In fiscal 2025, Canada Goose expects to grow total sales in the low single digits despite a sluggish macroeconomic environment.
WildBrain Stock
Valued at $260 million by market capitalization, wild brain (TSX:WILD) develops, produces and distributes films and television shows. It has two main business segments: content business and Canadian television broadcasting.
WildBrain, which has fallen 86% from its all-time highs, is struggling due to operational challenges, a weak balance sheet and the shift to online streaming. In fiscal 2024 (which ended in June), WildBrain saw a 13% drop in sales. However, analysts expect sales to increase 11% to $512 million in 2025 and $557 million in 2026.
WildBrain is looking to sell non-core assets and reduce balance sheet debt, which should drive higher future earnings. Priced at 0.5 times forward sales, WILD stock is cheap and could turn around if its revenue growth translates into improved earnings.
Dreamland Stocks
The last TSX stock on my list is dreamland (TSX:ZZZ), which is trading 20% below all-time highs. Despite its decline, the stock has returned nearly 180% to shareholders after adjusting for dividend reinvestments over the past decade.
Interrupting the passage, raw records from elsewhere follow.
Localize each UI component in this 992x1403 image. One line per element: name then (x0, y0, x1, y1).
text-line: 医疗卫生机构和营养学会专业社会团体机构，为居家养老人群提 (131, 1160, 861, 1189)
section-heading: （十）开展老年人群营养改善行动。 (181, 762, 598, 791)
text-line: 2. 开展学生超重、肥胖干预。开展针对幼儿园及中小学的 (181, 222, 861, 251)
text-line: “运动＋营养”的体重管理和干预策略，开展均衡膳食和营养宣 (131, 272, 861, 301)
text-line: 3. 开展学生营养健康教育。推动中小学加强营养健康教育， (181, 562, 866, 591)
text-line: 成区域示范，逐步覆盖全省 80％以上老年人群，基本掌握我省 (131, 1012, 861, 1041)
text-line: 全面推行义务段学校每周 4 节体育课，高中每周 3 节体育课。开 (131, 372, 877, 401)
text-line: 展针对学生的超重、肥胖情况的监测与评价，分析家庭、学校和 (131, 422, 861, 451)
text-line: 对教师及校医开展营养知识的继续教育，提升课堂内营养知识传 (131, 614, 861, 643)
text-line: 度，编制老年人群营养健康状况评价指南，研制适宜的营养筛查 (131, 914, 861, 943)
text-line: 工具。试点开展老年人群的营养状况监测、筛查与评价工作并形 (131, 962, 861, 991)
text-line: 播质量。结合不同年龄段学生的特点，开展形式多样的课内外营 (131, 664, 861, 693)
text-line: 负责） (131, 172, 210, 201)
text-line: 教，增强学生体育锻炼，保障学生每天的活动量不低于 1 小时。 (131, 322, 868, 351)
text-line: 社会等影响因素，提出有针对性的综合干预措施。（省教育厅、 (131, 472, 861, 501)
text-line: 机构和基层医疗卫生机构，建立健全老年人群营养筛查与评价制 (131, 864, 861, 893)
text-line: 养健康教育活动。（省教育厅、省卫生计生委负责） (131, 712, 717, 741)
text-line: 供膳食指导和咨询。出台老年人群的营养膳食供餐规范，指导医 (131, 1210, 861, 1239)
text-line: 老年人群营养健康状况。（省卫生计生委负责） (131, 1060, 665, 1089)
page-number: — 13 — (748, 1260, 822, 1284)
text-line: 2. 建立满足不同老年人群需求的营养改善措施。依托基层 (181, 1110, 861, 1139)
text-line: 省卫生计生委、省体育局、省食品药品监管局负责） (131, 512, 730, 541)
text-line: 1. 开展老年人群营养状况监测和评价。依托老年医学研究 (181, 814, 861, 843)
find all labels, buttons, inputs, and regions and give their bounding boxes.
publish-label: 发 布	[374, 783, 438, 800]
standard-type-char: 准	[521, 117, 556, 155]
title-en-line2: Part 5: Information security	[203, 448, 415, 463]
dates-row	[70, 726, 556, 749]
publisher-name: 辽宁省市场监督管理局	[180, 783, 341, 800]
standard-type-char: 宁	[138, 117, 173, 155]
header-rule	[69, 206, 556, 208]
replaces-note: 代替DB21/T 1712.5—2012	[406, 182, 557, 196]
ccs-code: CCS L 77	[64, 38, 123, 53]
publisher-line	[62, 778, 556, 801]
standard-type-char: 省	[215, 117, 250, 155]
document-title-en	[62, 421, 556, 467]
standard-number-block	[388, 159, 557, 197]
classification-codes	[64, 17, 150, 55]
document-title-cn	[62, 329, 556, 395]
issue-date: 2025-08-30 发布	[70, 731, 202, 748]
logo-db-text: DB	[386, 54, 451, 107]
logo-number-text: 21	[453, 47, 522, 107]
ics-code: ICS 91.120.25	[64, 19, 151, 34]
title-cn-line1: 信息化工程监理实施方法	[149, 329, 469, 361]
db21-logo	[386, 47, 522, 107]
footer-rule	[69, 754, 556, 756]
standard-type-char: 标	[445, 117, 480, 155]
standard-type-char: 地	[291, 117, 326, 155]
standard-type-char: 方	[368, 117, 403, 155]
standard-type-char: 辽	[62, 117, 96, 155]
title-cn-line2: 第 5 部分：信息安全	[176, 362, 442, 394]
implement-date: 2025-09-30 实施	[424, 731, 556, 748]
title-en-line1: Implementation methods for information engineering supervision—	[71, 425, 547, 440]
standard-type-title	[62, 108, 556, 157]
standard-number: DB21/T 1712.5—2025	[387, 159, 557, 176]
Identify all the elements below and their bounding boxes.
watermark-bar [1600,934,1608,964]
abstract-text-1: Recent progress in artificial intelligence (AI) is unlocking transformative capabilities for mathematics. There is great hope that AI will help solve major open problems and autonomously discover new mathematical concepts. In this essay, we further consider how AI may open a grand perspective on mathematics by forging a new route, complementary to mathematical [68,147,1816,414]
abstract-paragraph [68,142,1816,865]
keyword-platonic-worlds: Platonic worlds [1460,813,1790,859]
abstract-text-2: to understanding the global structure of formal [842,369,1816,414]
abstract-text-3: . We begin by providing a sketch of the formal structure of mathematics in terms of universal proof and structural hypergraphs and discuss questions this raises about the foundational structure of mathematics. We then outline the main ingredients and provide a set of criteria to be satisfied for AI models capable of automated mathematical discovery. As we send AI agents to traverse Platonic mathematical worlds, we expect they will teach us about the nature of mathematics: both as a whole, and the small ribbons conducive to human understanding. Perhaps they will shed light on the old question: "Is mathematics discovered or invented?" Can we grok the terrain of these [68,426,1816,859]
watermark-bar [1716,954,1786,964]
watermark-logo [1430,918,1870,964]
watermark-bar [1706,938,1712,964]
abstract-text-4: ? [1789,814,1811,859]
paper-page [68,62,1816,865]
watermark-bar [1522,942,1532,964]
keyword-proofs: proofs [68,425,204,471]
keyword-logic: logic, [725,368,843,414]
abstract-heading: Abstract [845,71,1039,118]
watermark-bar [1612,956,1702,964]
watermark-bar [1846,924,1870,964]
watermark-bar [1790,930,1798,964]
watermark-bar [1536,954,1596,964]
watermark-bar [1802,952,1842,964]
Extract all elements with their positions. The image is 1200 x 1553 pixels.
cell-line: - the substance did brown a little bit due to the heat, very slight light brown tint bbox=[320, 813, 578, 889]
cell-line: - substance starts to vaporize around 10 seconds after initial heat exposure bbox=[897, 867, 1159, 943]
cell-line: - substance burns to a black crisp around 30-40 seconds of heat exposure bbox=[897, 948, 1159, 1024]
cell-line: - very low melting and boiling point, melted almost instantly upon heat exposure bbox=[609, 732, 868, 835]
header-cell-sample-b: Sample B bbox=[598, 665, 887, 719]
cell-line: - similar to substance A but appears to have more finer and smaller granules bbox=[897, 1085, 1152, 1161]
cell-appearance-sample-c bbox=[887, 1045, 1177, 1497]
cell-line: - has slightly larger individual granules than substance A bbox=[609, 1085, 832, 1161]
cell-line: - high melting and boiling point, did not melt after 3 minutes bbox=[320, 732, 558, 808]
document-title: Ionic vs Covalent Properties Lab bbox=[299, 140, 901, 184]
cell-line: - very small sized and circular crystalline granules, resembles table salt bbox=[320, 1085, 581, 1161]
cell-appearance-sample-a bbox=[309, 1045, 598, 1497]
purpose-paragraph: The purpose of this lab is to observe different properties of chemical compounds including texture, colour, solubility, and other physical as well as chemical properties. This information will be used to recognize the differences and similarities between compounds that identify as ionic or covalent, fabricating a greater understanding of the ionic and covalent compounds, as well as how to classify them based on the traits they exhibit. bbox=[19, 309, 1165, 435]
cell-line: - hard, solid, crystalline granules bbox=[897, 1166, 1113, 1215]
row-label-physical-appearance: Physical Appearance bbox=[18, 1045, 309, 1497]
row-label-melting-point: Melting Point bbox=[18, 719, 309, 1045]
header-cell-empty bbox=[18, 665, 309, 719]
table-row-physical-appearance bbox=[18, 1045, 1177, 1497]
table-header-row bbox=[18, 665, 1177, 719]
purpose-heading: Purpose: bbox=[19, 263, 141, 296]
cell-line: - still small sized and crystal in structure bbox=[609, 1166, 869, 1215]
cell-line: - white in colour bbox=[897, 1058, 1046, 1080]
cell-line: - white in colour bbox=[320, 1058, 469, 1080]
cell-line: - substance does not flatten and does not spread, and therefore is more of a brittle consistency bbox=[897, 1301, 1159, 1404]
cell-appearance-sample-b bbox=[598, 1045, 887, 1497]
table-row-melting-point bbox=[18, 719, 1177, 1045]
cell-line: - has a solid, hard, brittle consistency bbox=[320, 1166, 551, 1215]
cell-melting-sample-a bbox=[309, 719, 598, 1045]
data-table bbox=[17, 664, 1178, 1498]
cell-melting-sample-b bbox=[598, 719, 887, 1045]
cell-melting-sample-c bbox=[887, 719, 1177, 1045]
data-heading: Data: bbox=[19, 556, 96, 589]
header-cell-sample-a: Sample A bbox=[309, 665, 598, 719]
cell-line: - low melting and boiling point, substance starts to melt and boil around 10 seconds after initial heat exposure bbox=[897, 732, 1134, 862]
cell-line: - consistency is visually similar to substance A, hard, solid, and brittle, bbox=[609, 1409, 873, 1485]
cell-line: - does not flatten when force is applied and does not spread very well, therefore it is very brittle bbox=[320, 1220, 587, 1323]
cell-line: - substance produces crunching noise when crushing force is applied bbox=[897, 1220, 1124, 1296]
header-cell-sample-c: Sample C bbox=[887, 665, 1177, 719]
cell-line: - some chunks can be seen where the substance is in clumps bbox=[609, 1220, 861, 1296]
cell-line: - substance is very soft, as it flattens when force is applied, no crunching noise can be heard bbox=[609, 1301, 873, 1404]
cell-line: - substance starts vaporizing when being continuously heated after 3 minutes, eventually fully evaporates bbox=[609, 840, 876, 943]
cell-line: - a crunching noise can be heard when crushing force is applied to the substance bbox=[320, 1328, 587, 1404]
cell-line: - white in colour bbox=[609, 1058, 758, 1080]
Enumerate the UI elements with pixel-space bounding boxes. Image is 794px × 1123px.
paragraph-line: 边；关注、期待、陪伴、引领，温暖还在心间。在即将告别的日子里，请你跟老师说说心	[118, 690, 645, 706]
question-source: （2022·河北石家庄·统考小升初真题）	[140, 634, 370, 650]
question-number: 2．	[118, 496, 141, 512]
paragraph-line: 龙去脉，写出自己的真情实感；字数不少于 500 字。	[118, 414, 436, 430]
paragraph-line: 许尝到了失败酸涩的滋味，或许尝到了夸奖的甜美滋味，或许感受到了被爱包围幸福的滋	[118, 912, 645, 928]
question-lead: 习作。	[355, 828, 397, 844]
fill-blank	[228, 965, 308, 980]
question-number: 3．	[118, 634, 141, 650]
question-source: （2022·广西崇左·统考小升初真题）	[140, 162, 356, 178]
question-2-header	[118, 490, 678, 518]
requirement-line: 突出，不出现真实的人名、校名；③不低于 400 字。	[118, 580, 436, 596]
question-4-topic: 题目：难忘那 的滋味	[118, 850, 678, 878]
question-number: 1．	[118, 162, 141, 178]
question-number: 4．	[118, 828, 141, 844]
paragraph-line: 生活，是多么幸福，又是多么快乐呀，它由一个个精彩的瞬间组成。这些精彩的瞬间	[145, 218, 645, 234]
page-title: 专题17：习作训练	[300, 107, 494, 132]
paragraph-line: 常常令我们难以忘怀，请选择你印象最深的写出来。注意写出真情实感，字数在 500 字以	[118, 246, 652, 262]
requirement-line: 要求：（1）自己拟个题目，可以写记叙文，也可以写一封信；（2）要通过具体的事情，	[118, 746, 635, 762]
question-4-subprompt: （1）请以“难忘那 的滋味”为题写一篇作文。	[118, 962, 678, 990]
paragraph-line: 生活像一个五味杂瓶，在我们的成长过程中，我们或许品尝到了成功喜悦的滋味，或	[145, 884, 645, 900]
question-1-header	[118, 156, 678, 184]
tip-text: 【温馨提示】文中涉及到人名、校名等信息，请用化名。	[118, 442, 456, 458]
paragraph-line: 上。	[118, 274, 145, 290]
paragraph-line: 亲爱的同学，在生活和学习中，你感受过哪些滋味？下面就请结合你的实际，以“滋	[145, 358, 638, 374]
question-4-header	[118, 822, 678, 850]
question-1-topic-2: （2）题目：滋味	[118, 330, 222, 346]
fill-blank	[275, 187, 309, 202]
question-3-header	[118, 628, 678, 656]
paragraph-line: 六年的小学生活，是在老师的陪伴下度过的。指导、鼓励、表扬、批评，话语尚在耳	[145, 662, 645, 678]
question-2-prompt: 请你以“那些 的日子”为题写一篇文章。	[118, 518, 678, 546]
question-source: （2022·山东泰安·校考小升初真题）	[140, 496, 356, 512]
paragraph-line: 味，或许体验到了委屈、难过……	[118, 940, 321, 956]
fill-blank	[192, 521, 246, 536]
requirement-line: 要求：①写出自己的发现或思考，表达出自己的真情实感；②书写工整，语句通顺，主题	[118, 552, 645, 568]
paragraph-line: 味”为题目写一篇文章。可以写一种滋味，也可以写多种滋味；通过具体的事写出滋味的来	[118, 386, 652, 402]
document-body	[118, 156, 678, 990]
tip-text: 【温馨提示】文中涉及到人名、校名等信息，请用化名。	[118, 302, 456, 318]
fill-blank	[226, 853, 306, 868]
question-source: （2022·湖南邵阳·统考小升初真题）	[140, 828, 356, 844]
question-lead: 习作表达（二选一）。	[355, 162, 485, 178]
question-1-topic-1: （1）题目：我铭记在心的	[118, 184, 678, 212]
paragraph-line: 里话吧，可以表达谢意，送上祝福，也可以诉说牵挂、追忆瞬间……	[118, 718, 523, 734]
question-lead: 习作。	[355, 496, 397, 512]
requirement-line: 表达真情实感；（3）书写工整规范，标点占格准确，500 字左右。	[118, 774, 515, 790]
Sleep Country sells mattresses and related bedding products in Canada. It pays shareholders an annual dividend of $0.95 per share, indicating a future yield of nearly 3%. These payments have nearly doubled over the past nine years, significantly improving cost performance.
Over the past 12 months, Sleep Country has reported revenue of $953.6 million, up from $712 million in 2019. Analysts following the TSX stock expect total sales to surpass $1 billion in 2025 Additionally, the company is expected to expand adjusted earnings by $2.12 per year. share in 2023 to $2.6 per share in 2025.
Priced at 13.4 times forward earnings, ZZZ stock is relatively cheap as adjusted earnings are expected to expand more than 20% annually through 2028.